"No part of said premises shall in any manner be used or occupied directly by a negro or negroes."— Clause of the Woodland Neighborhood Restrictive Challenged By Carl Hansberry in 1938
The Hansberry's house in Washington Park still stands today.
When real estate developer Carl Augustus Hansberry sought to buy a better home for his family in 1938, he settled on a turreted brick structure at 6140 South Rhodes Avenue in the Washington Park area of Chicago. In doing so, he directly confronted one of the most entrenched realities of urban segregation: restrictive covenants.
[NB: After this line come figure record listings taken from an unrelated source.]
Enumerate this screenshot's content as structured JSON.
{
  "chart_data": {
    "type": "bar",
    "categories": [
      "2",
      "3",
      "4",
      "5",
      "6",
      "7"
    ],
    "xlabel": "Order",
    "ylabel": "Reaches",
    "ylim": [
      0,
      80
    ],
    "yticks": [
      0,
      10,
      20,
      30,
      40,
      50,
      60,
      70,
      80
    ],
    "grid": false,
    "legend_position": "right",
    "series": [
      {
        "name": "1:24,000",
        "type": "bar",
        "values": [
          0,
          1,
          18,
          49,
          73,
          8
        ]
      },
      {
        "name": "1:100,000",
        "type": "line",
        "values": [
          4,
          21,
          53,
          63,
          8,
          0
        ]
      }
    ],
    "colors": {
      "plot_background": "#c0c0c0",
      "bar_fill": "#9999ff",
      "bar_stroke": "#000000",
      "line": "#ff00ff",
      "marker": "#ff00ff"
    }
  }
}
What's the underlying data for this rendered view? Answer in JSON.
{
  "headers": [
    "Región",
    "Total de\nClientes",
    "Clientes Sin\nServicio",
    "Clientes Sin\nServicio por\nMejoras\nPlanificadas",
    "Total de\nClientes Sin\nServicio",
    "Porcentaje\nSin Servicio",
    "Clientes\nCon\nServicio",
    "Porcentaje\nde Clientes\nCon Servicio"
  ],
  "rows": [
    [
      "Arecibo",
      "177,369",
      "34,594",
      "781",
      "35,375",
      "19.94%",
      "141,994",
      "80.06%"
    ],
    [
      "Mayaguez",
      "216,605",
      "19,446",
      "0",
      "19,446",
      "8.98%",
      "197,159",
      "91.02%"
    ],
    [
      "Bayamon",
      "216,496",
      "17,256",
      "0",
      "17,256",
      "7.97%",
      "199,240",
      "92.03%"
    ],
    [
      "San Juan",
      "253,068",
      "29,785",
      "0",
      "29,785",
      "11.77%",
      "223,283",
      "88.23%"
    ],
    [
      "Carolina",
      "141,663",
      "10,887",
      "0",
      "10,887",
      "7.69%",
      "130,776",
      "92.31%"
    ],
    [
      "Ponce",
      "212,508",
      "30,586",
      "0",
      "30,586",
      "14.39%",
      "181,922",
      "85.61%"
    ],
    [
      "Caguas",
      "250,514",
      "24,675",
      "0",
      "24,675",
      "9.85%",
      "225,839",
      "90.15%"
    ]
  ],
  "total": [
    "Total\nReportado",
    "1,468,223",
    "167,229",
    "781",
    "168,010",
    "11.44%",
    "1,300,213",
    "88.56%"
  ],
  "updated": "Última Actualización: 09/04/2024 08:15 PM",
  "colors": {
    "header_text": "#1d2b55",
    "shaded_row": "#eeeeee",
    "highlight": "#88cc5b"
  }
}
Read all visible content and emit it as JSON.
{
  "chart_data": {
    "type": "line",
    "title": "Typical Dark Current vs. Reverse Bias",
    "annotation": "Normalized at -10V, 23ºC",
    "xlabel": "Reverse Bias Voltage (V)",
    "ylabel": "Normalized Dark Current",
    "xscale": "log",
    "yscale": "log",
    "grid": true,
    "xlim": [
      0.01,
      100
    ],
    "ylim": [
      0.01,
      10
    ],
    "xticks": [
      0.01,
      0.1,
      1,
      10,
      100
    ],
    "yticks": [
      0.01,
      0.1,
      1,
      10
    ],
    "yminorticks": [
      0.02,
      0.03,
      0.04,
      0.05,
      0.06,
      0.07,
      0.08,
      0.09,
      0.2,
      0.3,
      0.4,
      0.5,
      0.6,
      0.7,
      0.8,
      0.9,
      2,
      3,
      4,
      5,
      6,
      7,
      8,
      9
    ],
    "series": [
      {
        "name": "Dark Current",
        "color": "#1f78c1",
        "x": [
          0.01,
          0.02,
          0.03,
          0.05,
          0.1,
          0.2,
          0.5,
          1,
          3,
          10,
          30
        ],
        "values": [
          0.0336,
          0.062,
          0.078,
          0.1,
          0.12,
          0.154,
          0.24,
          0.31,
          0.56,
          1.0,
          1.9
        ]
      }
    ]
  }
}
These agreements, signed by the property holders of Chicago’s white neighborhoods, stipulated the exclusion of all black residents with the insulting exception of “janitors, chauffeurs, or house servants.”
By 1938, restrictive covenants covered over 85% of the city, crowding its African-American population into dismal, overpriced housing. City leaders at many levels framed such restrictions as a necessary bulwark against racial disharmony. “However unsatisfactory [the covenants] may be,” declared Robert Hutchins, president of the University of Chicago, “they are the
only means at present available by which the members of the associations can stabilize the conditions under which they desire to live.” Those who defied the covenants, writes Chicago historian Arnold Hirsch, faced not only “mere examples of anti-Black animus,” but an entire system of “sophisticated psychological warfare” intended to keep them caged in the ghettoes.
Ironically, even as the covenants grew stricter, the economic situation worked against them. By 1937, Chicago had 50,000 more African-American residents than apartments where their occupancy was permitted. White property owners capitalized on the great demand, at times extracting exorbitantly high rent from black tenants in violation of the covenants.
James T. Burke, the prior owner of the house that Hansberry purchased, was one such landlord. He asserted that he would “put negroes in every block of that property.” In the end, it took only Carl Hansberry’s occupancy to set off an uproar.
Predictably, the local property owners association challenged Hansberry’s residency, claiming that “unless an injunction is granted, said neighborhood [would] become mixed, both white and colored with its attendant evils.” But Hansberry fought back, using his own real estate expertise and enlisting the aid of experienced NAACP lawyers. The Illinois Supreme Court ruled that since an earlier case had upheld the legality of the covenant, the issue was res judicata — already adjudicated and not subject to further decisions. On these grounds, it ordered the family to “remove from the premises.” Undaunted, Hansberry appealed, and the case ultimately landed before the United States Supreme Court in October 1940.
While the legal battle raged in Washington, Hansberry’s family was fighting a far more brutal war from their new home. His daughter Lorraine, ten years old at the time, would later describe how her mother, Nannie Louise Hansberry, stayed up nights clutching a pistol to defend her children from the “hellishly hostile” mobs, thrown bricks, and threats of arson that besieged them.
After two weeks, the Supreme Court finally reached a verdict, reversing the Illinois decision and securing the Hansberrys’ residency. However, wary of openly addressing the racial roots of the case, the Court abstained from ruling against restrictive covenants in general. Instead,
Hansberry v. Lee only held that res judicata did not apply in cases where the plaintiff had not been included in a previous class action. The covenant, they claimed, had fewer signatures than required to guarantee that the class in question included Lee. Civil rights legislation was on the move, but the Supreme Court balked at taking the first step. Restrictive covenants remained fully legal for another eight years.
Thus, the realities of her family’s struggle tempered Lorraine Hansberry’s optimism. Her father had gained a legal victory, but only by a technicality. It had cost him, she wrote, “a small personal fortune, his considerable talents, and many years of his life.” Six years later he died in Mexico while searching for a place to relocate his family, convinced that US racism was so pervasive it could only be evaded, not defeated.
A Raisin in the Sun takes place over a decade after Hansberry v. Lee, but the Youngers are engaged in a nearly identical struggle for dignity. Hansberry’s play thus questions the nominal legal progress made in that time. The poet Amiri Baraka, who had initially disparaged Raisin, later reflected, “The Younger family is part of the black majority and the concerns I once dismissed as ‘middle class’… are actually reflective of the essence of black people’s striving to defeat segregation, discrimination, and national oppression. There is no such thing as a ‘white folks’ neighborhood’ except to racists and those submitting to racism.”
Although the Washington Park neighborhood where Carl Hansberry defied the restrictive covenant is overwhelmingly African-American today, Chicago remains the most segregated city in America. Yet musing on why the city has produced so many prominent black leaders and artists despite its troubled history, scholar Lerone Bennett, Jr. speculates that, “Despite, or perhaps because of, the raw, brutal oppression of black people in this city, there has been and still is a sort of community here.”